The older people do. Baker met a former North Vietnamese soldier at a Buddhist monastery outside Hanoi. “He had one leg and he was my age, so I knew damn well how he lost his leg.”

They communicated through Baker’s interpreter. “There was no animosity. We embraced and shared a drink. They do not dwell on the past, they simply let it go.” The man insisted on posing for a photograph with Baker.

The Vietnam War had a searing impact on America, from veterans who served in the war to civilians who lived through the profound political and social changes that resulted from it. “That is confusing to them. It has not affected them in that way. It is hard for them to understand how so many American lives have been destroyed since the war.”

How does Baker feel now? “Like a changed man,” he answered.
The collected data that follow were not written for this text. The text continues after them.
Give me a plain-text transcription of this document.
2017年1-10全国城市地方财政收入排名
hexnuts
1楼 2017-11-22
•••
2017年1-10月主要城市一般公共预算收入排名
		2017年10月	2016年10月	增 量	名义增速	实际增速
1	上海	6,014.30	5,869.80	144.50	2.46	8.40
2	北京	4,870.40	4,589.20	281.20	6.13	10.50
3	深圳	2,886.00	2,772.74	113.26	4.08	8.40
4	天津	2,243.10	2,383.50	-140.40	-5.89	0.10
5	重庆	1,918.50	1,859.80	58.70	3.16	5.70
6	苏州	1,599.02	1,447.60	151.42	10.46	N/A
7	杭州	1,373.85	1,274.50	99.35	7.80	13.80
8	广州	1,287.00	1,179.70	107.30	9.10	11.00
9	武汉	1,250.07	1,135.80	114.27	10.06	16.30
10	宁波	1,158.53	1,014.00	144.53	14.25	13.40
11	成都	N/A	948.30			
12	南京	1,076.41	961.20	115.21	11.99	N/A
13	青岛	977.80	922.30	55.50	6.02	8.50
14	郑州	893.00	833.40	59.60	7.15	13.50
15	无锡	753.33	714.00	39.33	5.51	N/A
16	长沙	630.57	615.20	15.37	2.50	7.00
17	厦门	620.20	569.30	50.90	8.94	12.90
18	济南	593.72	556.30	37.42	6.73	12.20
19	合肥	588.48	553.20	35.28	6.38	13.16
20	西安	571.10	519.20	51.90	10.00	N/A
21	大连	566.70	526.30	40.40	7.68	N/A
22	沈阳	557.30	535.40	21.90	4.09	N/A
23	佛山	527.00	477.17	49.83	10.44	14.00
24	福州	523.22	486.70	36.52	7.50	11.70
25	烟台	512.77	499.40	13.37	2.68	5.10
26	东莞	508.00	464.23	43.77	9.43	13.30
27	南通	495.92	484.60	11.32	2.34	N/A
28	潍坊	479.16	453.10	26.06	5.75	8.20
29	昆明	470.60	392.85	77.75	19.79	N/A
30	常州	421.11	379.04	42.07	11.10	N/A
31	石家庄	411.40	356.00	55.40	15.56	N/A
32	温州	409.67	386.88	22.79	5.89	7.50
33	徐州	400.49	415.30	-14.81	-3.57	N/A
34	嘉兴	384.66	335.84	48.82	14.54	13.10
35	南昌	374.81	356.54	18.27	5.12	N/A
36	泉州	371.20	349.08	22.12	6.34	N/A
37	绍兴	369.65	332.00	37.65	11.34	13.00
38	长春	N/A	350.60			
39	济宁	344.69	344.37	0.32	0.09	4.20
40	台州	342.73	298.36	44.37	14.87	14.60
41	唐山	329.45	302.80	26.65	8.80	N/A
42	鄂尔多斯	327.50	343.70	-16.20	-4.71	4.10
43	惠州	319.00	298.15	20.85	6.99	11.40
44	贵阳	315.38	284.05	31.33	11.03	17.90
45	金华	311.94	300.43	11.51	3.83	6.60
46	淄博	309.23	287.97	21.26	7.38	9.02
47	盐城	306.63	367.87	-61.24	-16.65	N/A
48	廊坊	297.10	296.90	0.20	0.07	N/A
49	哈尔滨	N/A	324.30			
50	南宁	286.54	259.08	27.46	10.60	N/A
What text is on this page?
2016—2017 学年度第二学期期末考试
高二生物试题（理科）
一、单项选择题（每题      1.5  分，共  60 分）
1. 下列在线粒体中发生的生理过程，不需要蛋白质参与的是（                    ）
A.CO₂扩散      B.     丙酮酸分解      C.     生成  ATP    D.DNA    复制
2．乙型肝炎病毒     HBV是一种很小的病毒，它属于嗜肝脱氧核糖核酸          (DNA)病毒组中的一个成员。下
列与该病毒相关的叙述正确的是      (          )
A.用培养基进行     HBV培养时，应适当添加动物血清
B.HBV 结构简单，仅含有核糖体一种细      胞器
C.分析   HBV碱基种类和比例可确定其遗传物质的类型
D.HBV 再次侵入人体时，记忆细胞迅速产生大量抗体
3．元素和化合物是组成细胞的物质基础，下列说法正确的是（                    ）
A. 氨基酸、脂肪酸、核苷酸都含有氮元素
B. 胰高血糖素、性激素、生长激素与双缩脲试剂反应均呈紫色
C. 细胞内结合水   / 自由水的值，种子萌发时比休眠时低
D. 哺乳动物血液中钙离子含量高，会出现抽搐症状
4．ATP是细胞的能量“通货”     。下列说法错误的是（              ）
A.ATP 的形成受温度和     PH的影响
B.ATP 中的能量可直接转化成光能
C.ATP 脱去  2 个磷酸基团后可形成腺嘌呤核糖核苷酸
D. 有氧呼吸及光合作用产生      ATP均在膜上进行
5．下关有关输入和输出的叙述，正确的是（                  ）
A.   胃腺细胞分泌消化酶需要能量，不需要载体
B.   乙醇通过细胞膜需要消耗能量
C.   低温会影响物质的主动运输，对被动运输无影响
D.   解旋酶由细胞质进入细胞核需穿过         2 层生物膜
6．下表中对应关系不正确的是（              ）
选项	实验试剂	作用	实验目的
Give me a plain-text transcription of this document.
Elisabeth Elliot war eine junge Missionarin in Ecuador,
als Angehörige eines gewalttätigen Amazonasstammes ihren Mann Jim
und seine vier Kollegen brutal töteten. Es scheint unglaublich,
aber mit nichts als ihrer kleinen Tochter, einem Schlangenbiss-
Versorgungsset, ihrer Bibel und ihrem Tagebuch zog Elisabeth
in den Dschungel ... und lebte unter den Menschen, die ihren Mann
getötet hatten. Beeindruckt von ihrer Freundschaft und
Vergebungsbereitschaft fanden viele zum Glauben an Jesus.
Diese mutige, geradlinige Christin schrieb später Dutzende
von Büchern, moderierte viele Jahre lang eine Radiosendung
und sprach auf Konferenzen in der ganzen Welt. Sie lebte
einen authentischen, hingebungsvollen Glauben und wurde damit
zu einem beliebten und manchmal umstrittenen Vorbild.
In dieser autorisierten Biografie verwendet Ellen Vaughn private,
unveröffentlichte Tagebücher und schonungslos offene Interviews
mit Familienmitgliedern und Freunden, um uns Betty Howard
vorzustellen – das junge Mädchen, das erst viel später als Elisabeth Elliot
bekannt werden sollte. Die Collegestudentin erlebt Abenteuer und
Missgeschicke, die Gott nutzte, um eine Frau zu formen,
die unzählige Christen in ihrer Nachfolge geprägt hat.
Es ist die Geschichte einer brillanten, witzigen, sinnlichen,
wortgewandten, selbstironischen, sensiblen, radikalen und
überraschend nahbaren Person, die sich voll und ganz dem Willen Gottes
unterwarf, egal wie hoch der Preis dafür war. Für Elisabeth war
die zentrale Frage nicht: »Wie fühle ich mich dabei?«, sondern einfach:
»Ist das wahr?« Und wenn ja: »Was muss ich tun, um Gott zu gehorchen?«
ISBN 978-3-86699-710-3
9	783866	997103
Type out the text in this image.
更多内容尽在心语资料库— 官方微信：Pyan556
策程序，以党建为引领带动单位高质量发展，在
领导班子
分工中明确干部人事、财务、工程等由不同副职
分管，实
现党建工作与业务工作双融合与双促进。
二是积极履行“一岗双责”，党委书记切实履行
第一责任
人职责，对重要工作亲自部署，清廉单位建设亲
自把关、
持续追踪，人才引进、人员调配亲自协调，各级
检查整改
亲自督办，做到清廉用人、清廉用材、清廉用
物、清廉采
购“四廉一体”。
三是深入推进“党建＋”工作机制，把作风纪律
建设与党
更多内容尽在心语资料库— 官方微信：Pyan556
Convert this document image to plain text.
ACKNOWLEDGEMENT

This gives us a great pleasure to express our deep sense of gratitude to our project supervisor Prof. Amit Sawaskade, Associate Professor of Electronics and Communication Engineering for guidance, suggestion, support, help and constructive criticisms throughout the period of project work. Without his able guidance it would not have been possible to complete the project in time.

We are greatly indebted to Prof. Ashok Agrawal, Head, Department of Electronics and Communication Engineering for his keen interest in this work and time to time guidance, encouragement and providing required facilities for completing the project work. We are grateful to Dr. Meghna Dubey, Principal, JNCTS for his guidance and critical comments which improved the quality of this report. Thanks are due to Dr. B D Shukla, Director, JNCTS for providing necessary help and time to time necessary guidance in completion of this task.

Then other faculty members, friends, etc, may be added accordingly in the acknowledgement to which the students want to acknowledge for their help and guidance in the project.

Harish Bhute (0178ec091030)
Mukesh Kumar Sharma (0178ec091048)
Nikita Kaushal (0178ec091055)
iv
While his wife and children have been a positive and important part of his life, the war had caused a vacuum that was not filled until recently. “I am truly happy for the first time in 40 years. A great weight has been lifted off of my shoulders. I feel alive again.” Baker has been walking and working out. He has lost 20 pounds.

Could other Vietnam War veterans undergo a similar transformation? Baker knows many, and most have said over the years that they would never go back to Vietnam. Baker hopes some will go on one of his tours. “I think it would be good for them. I went and it changed my life.”